For email, I’m using Thunderbird. I find it’s actually an improvment over the mail package of the full suite, largely in the ability to search messages (not just by sender or subject or within current message, but you can do full-text searches of all your messages when looking for that one archived email). However, I miss having them integrated. True, it makes those rare browser crashes a little more graceful, but I miss being able to right-click on a link in my email and choosing whether to open it in the current window, a new one, or bookmark it. Ah, well, I suppose I’ll learn to live with it.

Both of these packages are highly expandable with add-ons, which is handy. One that is hilarious and completely useless is Bork Bork Bork! an extension to view webpages as though read by the Swedish Chef. One that I’m fond of is the calendar extension… for the old Mozilla suite. Unfortunately, it doesn’t seem to work with the current Firefox or Thunderbird, and has somehow perversely spun off into its own stand-alone program Sunbird. One sad downside of this spin-off is that since it no longer has a bundled email client, the email reminders no longer work. These were great for using my calendar at home to email me reminders while I was at work. The only problem was when I forgot to put my meetings in the calendar in the first place.

Correction: If you search for the calendar on its own, rather than from the Thunderbird extensions, you’ll find the days-old update that does work with the current version of Thunderbird. Sadly, it didn’t automagically import the events from my old calendar install. Everything else seems to work just fine, though. Another disappointment is that in the old Mozilla Suite, the calendar had a start menu icon of a calendar, now it shares the same icon as Thunderbird.

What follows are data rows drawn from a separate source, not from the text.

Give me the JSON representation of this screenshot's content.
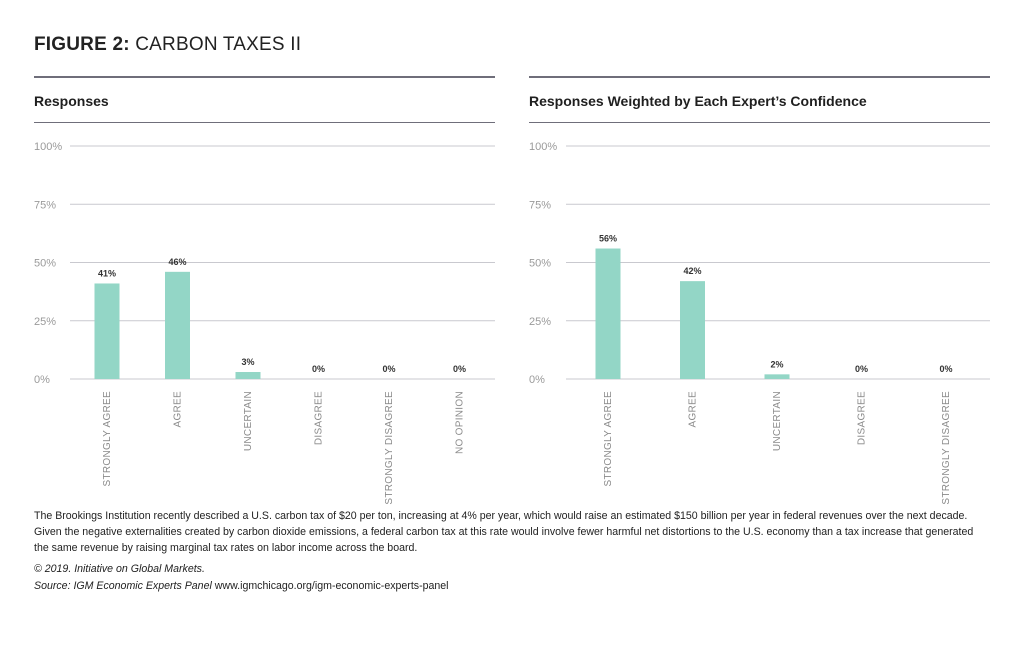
{
  "figure": {
    "title_bold": "FIGURE 2:",
    "title_rest": "CARBON TAXES II"
  },
  "chart_data": [
    {
      "type": "bar",
      "title": "Responses",
      "categories": [
        "STRONGLY AGREE",
        "AGREE",
        "UNCERTAIN",
        "DISAGREE",
        "STRONGLY DISAGREE",
        "NO OPINION"
      ],
      "values": [
        41,
        46,
        3,
        0,
        0,
        0
      ],
      "value_labels": [
        "41%",
        "46%",
        "3%",
        "0%",
        "0%",
        "0%"
      ],
      "ylim": [
        0,
        100
      ],
      "yticks": [
        "100%",
        "75%",
        "50%",
        "25%",
        "0%"
      ],
      "grid": true
    },
    {
      "type": "bar",
      "title": "Responses Weighted by Each Expert’s Confidence",
      "categories": [
        "STRONGLY AGREE",
        "AGREE",
        "UNCERTAIN",
        "DISAGREE",
        "STRONGLY DISAGREE"
      ],
      "values": [
        56,
        42,
        2,
        0,
        0
      ],
      "value_labels": [
        "56%",
        "42%",
        "2%",
        "0%",
        "0%"
      ],
      "ylim": [
        0,
        100
      ],
      "yticks": [
        "100%",
        "75%",
        "50%",
        "25%",
        "0%"
      ],
      "grid": true
    }
  ],
  "colors": {
    "bar": "#93d6c6",
    "grid": "#c9c9cf",
    "rule": "#6f6e7a",
    "tick_label": "#9a9a9a",
    "category_label": "#8a8a8a"
  },
  "footer": {
    "note": "The Brookings Institution recently described a U.S. carbon tax of $20 per ton, increasing at 4% per year, which would raise an estimated $150 billion per year in federal revenues over the next decade. Given the negative externalities created by carbon dioxide emissions, a federal carbon tax at this rate would involve fewer harmful net distortions to the U.S. economy than a tax increase that generated the same revenue by raising marginal tax rates on labor income across the board.",
    "copyright": "© 2019. Initiative on Global Markets.",
    "source_label": "Source: IGM Economic Experts Panel",
    "source_url": "www.igmchicago.org/igm-economic-experts-panel"
  }
}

So I don’t really know what I’m going to do now. Tonight I installed Firefox & Thunderbird, and this is the first blog post I’m writing on it. These are all minor problems, and I still prefer this over IE/OE, but I have a feeling I might slip back towards SeaMonkey. Of course, I can see how for many people, the stand-alone Firefox is better. After all, many people only have webmail accounts now, and so have no need for a POP/IMAP client like Thunderbird. Plus, separate programs (even though they are incestually related in their rich content message rendering) is the way Micro$oft does things, so why shouldn’t Mozilla follow that lead?

Some quick tips for new Firefox/Mozilla users:

  • F11 will get rid of the title bar and status bar, making your viewable page area as large as possible. F11 again to bring it all back.
  • CTRL-T opens a new tab; CTRL-N for a new window.
  • CTRL-click a link to open it in a new tab.
  • The bookmarks toolbar is a handy way to keep those most essential dozen or so bookmarks readily available. If you don’t really need it though, then you might as well uncheck it from the “view” menu and give yourself another line of viewable page space.
  • You can use Thunderbird to subscribe to blogs and get them automagically downloaded to your computer just like an email message. It’s not as pretty, but it can be faster. Note that this does work for my site, unlike the live bookmarks. I’m in the process of writing a quick tutorial on it, watch the page pane on the right for more.

One Response to “Firefox & Thunderbird”

  1. netbug Says:

    I use IE and Outlook.

    I shouldn’t.

    But I do.

    I need a new PC. I think I mentioned this.